Prioridade é igualmente a de outras formas de pobreza, desde a situação radical de miséria dos que vivem na rua ao abismo da desigualdade social, do desemprego e da precaridade laboral. Um tal panorama afeta dramaticamente quem o sofre mas não é indiferente a quem o  contempla e procura repensar uma sociedade mais justa. Nesse contexto têm sido apresentadas ideias que não são de agora. Falar duma “democracia de proprietários” (Roberto Merril in Revista Portuguesa de Filosofia 72) é repetir a sugestão de Leão XIII na Rerum Novarum (sec. XIX), forma de garantir um “rendimento básico incondicional” por via, não da redistribuição do dinheiro dos impostos, mas de pré-distribuição da riqueza nacional que não deve estar concentrada nas mãos de poucos mas ser participada por todos, segundo o direito ao uso universal dos bens. Vista a ineficácia e injustiça do chamado Estado Social, que afinal, não anula a desigualdade social e acentua a subsídio-dependência, preconiza-se reconhecer a cada cidadão o direito a uma parte da riqueza nacional, desde logo a habitação própria, o acesso à saúde e educação e um rendimento básico incondicional, pela participação na propriedade da riqueza, que dê a cada um perspetivas positivas de vida, condição de liberdade e dignidade.

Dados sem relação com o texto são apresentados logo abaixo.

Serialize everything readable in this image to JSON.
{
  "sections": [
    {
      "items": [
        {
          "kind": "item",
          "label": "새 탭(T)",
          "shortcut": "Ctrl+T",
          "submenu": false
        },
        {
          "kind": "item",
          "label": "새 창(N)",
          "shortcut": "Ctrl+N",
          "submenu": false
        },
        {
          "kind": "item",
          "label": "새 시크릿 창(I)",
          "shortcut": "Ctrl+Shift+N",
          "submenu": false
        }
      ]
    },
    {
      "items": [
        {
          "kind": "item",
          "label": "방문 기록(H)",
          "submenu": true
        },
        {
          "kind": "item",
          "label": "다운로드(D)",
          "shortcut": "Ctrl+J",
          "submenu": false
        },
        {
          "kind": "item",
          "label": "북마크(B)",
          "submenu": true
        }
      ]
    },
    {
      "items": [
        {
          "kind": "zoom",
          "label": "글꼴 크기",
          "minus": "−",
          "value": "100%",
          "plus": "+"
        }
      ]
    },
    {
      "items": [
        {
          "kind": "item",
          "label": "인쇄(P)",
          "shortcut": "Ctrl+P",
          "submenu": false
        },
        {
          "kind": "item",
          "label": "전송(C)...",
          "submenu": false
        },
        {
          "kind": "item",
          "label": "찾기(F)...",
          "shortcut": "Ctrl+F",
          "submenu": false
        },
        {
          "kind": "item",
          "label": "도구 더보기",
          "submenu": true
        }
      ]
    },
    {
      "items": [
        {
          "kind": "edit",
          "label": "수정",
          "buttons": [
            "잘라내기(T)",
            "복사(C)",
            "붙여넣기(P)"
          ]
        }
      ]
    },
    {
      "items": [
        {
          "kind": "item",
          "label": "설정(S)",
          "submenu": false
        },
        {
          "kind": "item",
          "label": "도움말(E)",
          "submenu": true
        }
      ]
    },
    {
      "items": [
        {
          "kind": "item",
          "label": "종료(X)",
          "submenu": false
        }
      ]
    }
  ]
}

O fundamento teórico de tudo isto é uma economia ao serviço da pessoa, o conceito de dívida social (Papa Francisco) para com os desfavorecidos, a definição do salário mínimo e máximo e a inversão do paradigma do papel do Estado redistribuidor da receita fiscal substituindo-o pela pré-distribuição da riqueza nacional segundo o princípio do destino universal dos bens. Utopia? Não; referência para esconjurar a economia que mata.